Оценить:
 Рейтинг: 4.5

Пагуба. Переполох в Петербурге (сборник)

<< 1 ... 15 16 17 18 19 20 21 22 23 ... 35 >>
На страницу:
19 из 35
Настройки чтения
Размер шрифта
Высота строк
Поля
Продолжая разговаривать об этом, они положили учинить «пагубу» вице-канцлеру во что бы то ни стало и руководить вопросами и ответами всех прикосновенных так, чтобы они всю главную вину сваливали на Ботту, а затем его вину связать с «факциями» вице-канцлера.

От Трубецкого Лесток поехал к Ушакову. Если внешность генерал-прокурора, по выражению тупости и бездушия, не могла внушить к нему ни расположения, ни доверия, то внешность начальника Тайной канцелярии поражала каждого чувством страха и отвращения. На лице его выражалась не только непреклонная суровость, но и дьявольская злоба. Из-под его нависших густых бровей сверкали каким-то зловещим огнем небольшие серые глаза, которые он настойчиво и злобно упирал на допрашиваемого, при обыкновенном же разговоре он никогда никому не смотрел в глаза.

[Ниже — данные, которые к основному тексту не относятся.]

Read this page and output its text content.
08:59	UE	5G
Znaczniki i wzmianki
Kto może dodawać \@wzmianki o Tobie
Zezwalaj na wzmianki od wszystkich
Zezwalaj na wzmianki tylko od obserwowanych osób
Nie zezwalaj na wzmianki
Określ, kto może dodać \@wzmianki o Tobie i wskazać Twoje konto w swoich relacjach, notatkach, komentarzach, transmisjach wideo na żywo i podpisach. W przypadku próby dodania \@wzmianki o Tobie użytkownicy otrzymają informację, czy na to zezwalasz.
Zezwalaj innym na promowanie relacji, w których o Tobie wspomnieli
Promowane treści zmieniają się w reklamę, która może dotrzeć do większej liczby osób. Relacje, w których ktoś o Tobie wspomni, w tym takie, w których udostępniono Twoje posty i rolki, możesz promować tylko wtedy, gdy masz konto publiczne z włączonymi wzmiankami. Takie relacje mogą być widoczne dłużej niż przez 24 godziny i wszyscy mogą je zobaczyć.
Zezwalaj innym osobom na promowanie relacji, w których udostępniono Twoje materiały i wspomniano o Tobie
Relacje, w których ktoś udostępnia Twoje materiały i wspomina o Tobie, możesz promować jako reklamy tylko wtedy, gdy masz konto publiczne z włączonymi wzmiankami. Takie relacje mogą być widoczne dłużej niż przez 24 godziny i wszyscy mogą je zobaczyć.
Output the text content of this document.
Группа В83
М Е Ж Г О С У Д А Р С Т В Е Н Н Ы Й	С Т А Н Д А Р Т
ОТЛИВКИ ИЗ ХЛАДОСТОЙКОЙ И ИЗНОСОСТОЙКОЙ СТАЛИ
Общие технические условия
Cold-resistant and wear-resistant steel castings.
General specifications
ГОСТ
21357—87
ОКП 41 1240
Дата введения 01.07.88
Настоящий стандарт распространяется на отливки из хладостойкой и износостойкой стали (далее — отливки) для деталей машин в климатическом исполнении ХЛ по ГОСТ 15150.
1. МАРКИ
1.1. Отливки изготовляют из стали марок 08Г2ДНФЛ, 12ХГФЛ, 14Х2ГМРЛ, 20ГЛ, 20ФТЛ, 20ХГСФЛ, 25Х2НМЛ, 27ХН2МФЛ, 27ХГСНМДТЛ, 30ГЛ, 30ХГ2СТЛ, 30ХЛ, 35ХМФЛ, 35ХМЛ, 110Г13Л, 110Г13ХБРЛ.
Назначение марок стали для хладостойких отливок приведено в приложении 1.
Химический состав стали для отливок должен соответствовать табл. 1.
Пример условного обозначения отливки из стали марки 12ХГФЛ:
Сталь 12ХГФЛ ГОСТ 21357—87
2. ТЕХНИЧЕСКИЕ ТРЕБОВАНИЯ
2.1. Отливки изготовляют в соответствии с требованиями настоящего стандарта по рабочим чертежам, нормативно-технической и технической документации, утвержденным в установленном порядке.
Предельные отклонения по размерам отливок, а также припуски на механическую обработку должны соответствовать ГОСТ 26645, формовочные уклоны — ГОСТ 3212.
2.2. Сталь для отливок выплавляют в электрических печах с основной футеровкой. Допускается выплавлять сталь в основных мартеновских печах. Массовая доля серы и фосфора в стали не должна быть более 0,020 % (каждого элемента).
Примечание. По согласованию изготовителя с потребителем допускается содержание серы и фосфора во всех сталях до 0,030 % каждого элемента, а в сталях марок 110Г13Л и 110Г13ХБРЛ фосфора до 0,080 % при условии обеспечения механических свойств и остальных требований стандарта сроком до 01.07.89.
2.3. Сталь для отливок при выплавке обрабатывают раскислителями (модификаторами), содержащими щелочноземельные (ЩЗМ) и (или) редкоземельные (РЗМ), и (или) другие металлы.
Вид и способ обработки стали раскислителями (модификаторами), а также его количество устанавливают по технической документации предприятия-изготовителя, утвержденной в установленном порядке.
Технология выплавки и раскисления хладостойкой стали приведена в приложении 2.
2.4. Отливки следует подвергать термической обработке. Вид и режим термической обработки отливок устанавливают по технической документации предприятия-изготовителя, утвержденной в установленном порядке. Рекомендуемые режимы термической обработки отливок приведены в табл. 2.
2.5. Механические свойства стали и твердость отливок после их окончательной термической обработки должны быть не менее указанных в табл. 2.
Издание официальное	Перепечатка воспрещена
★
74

Лесток, зная вражду Ушакова к Алексею Бестужеву, передал ему то же самое, что говорил прежде Трубецкому, добавив, что ему, Андрею Ивановичу, как начальнику Тайной канцелярии, придется по настоящему делу повозиться не только с кавалерами, но и с дамами.

Услышав это, Андрей Иванович, проработавший в застенке уже около тридцати лет, с наслаждением облизался.

– Уж будь спокоен, Иван Иванович, – говорил находившийся теперь в хорошем расположении духа начальник Тайной канцелярии, – будь спокоен: сумею я по нитке добраться до клубка.

Хотя сыск по доносу Бергера проводился под строжайшею тайною, но в городе прошел слух, что открыт весьма важный заговор. Это подтвердили и принятые меры: караулы были усилены и во дворце, и во всех кордегардиях; по улицам расхаживали пешие и разъезжали конные патрули; производились обыски: и забирали под стражу то того, то другого. Императрица не поехала обратно в Петергоф, хотя ее карета и была готова. Распространился общий ужас: кто ожидал дерзких предприятий со стороны мнимых заговорщиков, а кто – и таких людей было громадное число – перебирал в своем уме тех, с кем он виделся и говорил в последние дни, и старался припомнить, не промолвил ли он какого-нибудь неосторожного или опрометчивого слова.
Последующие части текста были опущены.